In Mass. hospital, accident victim likely to recover
NASHUA – Two shattered legs. Three fractured vertebrae. A fractured jaw, skull and facial bones and severely damaged lungs.
Those are the injuries Michael McClure has been recovering from during the last month and a half while lying in a hospital bed at UMass Medical Center in Worcester, Mass., in a medically induced coma.
McClure, a 46-year-old Clocktower Place resident, had been too unstable for doctors to risk the surgeries that would repair his multiple broken bones.
Last week, McClure took a turn for the better and doctors were able to unhook the machine that was breathing for him and revive him, according to his brother, Richard McClure. Now – although he faces surgeries and likely months of rehabilitation – McClure is expected to recover.
Doctors are shocked, Richard McClure said.
“One day he just turned the corner, and bang. Now he’s awake and alert and wants to know why he’s in a hospital in Worcester,” he said. “Now (he has) to deal with all these injuries that couldn’t be dealt with six weeks ago.”
Aug. 11, McClure was hit by a Mitsubishi Mirage driven by 22-year-old city resident Alyssa Turcotte at the intersection of Main and Pearl streets, according to police.
Police believe McClure, a maintenance worker at St. John the Evangelist Church, was walking to the Villa Banca restaurant, where he is a regular customer.
He was walking east across Main Street toward the Nashua Bank when the northbound Mitsubishi struck him near the curb on the east side of the street, police said.

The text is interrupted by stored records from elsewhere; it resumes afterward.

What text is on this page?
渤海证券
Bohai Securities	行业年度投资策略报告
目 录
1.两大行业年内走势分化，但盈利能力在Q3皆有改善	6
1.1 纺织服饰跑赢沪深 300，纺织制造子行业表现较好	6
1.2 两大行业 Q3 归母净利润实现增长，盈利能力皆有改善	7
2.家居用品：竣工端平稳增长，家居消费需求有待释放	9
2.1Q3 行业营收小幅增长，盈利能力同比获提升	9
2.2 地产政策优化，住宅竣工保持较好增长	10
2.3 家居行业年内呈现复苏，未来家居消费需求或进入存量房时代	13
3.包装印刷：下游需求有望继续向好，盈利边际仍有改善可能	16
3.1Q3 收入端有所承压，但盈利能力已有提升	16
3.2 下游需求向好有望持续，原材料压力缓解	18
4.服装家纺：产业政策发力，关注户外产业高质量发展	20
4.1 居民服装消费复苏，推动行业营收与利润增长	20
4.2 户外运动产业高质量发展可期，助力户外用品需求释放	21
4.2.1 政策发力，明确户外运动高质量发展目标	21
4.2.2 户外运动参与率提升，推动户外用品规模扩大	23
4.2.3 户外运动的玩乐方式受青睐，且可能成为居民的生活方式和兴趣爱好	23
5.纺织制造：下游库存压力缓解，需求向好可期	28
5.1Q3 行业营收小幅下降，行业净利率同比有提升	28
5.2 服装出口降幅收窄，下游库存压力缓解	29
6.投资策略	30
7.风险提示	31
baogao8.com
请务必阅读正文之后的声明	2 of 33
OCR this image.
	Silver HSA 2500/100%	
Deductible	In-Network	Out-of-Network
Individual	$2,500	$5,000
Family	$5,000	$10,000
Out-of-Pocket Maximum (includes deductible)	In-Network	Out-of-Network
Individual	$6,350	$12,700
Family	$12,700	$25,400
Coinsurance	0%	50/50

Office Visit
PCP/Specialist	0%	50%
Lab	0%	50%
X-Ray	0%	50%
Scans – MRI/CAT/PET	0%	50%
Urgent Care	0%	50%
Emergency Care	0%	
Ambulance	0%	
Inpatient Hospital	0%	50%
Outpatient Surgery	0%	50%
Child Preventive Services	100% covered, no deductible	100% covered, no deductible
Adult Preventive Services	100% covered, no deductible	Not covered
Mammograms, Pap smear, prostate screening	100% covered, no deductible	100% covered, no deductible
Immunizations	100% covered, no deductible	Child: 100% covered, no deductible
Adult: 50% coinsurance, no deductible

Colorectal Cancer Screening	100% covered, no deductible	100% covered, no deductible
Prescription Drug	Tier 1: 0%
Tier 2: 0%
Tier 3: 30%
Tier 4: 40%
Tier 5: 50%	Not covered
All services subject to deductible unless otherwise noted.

Liz Sutcliffe, 25, a manager at the restaurant, ran to McClure’s aid and found him lying in the intersection moaning in pain. Turcotte had stopped near the crosswalk and was “hysterical,” at the time, Sutcliffe said.
At least one restaurant patron saw the crash and spoke to police immediately after it happened, Sutcliffe said.
Since the accident McClure has hovered near death, his brother said.
“It was touch and go every single day he was there,” he said. “Every day for six weeks we didn’t know if he was going to live or die.”
McClure didn’t suffer any spinal cord or brain injuries, Richard McClure said. Aside from surviving, no one yet knows to what extent he’ll recover physically.
“The doctors have said he’ll recover. Everything else is secondary at this point,” Richard McClure said.
He said the family, most of which lives in Chelmsford, Mass., has spent long hours every day in McClure’s hospital room, and prayers and good wishes from McClure’s Nashua friends have helped them.
Police haven’t finished the accident report. Nashua Police Sgt. John Fisher, head of the department’s accident reconstruction unit, said he’s waiting on test results from the state crime lab. He heard recently that McClure’s condition had improved.
“At this moment we’re thankful for that, and we’re continuing the investigation, and we don’t expect it to take much longer,” Fisher said.